When the final 10% chimes in, S&P 500 profits for the second quarter are expected to be about $22.85 a share, going by standard accounting, down an unsightly 15.8% from the second quarter of 2014, according to data from S&P Dow Jones Indices. It’s the first outright decline since the third quarter of 2012.
Wait, what? 16%? Yes. How is that possible, you ask?
It’s all about what gets excluded and included when the numbers get compiled. S&P’s numbers are based on generally accepted accounting principles. That means all expenses get counted. Stock-based compensation expenses get counted. Pension expenses get counted. S&P also calculates an operating earnings figure, which excludes some of the costs the companies themselves exclude, one-time items like write-offs. That measure has earnings contracting a narrower 10.6%.
Thomson Reuters, by contrast, reports second-quarter earnings growing 1.2%. Nothing great, but not negative, and this is the number the Street follows the closest. Thomson gets its numbers from Wall Street analysts, who tend to exclude the costs the companies themselves exclude, like stock-based compensation expenses. There is a long-standing debate about the merits of including or excluding those costs. One thing is certain, though: those costs are not minor. As the Journal reported back in May, the difference between GAAP and “pro-forma” figures, most prominently among tech companies, is wide (and given that the tech sector makes one of the biggest contributions to profit growth, the gap – if you’ll excuse the pun – is weighty).
Those costs aren’t the only or even main reason for the drop in profit growth, however. The real proximate cause for this is the plunging energy sector, where sales fell 33% from a year ago, and profits plunged. The sector got hammered in the quarter, especially since the comparison was to last summer when prices hit a multi-year high. Chevron Corp. posted its worst quarterly profit since 2002. Exxon Mobil Corp. posted its worst numbers in six years, as its earnings were cut in half by the crash in oil prices. If you strip energy out of the S&P calculations, profit growth in the second-quarter would be flat, according to S&P’s senior index analyst, Howard Silverblatt.
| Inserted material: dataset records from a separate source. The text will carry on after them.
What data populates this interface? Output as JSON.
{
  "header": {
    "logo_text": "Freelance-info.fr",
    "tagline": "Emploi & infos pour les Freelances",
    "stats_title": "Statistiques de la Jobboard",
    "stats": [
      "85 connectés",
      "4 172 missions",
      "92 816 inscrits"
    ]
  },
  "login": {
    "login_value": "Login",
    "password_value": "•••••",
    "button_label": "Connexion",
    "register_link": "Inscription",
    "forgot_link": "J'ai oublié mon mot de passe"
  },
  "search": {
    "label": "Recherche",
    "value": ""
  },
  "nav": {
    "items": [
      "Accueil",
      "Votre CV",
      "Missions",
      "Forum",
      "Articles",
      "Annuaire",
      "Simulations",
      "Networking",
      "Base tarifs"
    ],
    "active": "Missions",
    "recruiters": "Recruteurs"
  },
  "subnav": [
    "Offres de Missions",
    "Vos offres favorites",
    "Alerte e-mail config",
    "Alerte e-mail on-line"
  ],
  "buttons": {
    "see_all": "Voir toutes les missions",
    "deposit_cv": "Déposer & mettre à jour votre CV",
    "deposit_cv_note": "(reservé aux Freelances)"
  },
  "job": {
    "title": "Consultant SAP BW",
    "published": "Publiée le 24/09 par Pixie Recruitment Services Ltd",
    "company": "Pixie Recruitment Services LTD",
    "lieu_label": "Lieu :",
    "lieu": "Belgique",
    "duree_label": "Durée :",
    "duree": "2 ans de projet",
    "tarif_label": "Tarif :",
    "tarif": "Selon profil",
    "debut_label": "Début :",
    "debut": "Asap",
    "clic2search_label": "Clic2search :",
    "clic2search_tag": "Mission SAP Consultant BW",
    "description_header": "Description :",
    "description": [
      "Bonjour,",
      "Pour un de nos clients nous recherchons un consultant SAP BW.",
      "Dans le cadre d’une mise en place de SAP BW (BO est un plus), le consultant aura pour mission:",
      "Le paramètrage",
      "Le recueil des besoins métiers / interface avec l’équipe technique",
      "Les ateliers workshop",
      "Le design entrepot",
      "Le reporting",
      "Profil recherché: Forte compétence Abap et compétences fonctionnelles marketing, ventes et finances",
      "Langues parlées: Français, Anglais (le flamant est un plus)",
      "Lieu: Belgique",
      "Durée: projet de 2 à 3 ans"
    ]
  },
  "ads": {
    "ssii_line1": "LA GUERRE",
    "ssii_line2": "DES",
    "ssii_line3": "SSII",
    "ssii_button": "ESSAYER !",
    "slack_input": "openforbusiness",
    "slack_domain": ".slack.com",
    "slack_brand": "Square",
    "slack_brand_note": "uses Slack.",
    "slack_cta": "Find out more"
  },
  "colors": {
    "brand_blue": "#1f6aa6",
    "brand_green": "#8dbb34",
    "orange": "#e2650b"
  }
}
The slide in profit growth isn’t going to stop with the second-quarter figures. Third quarter earnings are expected to continue the downtrend, off 2% from the year-ago quarter (which was, to be fair, a record high, $27.47 a share). Excluding the projected 64% drop in energy profits, that would become a 5% profit growth, according to Mr. Silverblatt.
Profit margins are down too. Operating margins peaked in the third quarter of 2014, at 10.10%. They are seen coming in at 9.31% in the second quarter, down about 7.6% from that peak.
Profit growth, sales, and margins weren’t the only things to fall, either. The other thing that fell were share counts. Fully 65% of the companies that have reported earnings had fewer shares outstanding this quarter than a year ago, and about 20% of them saw shares outstanding fall by at least 4%, “therefore adding at least a 4% tailwind to their current EPS,” Mr. Silverblatt noted.
One thing that is rising is the P/E ratio. With earnings down, the index’s PE is up to 22.15, according to S&P. Based on current earnings estimates and the current level of the S&P 500, it’s projected (a moving target to be sure, given volatility these days) to rise to 22.25 in the current, third quarter, based on GAAP figures, before starting to ease off. If all goes well, it will be down to 17.12 by the end of 2016.
There is one other line that increased, which will almost certainly make shareholders happy. Cash dividends per share were $10.69, and that is fresh record. Call it a silver line, if you like.